There are four major steps: job analysis, test specifications, test development and cut-score study:

  1. Job Analysis: After the testing company is retained, the certification process begins with a panel of subject matter experts from a broad cross-section of the industry. They describe specifically what they do at their jobs, what they need to know to do their jobs, how often they do it, and how important it is to their jobs.

    The results of the initial job analysis written by the subject matter experts is converted to a survey that is taken by members of the candidate population who are asked whether they agree or disagree — and how strongly — with the task descriptions of the subject matter experts.

  2. Test Specifications: The results of the job analysis survey are tabulated and analyzed by the psychometrician, and subject matter experts to create a final report, which forms the basis for the test specification or the exam content outline that describes what content should be on the exam.
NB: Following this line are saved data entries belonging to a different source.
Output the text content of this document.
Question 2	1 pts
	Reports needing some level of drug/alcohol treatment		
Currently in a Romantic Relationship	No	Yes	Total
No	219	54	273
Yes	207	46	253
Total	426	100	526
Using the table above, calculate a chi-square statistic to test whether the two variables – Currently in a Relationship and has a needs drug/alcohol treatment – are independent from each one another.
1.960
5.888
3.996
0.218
  3. Test Development: Working from the exam content outline, a panel of subject matter experts prepares items or questions and answers for the topics on the outline. The panel meets for a two-day face-to-face meeting that starts with several hours of training conducted by the testing company’s psychometrician. Then the panel may break into smaller groups by subject matter expertise, or individuals may work alone to create test items using an online item-writing system provided by the testing vendor.

    For an exam that will have 100–150 items, there will usually be 200–250 items prepared for the item pool, and there will typically be at least one and possibly two forms of the exam to begin with. After the initial items are prepared the test development panel meets as a group to assess the various items to check for ambiguity and correctness of answers so that one optional answer doesn’t tip off the correct response, make it easy to eliminate an incorrect answer, etc.

  4. Cut-Score Study: After the exam is administered the first time, another panel determines the cut-score; i.e., the score that will be used to determine who passed or failed the certification. They go through the exam one question at a time and state how many applicants should get the correct answer assuming a given level of experience and competence. Their answers together with statistics from the actual results are used to determine the cut-score.

Certification programs are usually not accredited until they have administered several exams. After the first test is administered, it will typically take six to eight weeks to allow for processing and determination of the cut-score. Depending on statistics relating to the size of the first test groups, it may be possible to provide immediate feedback after the exam has been administered several times.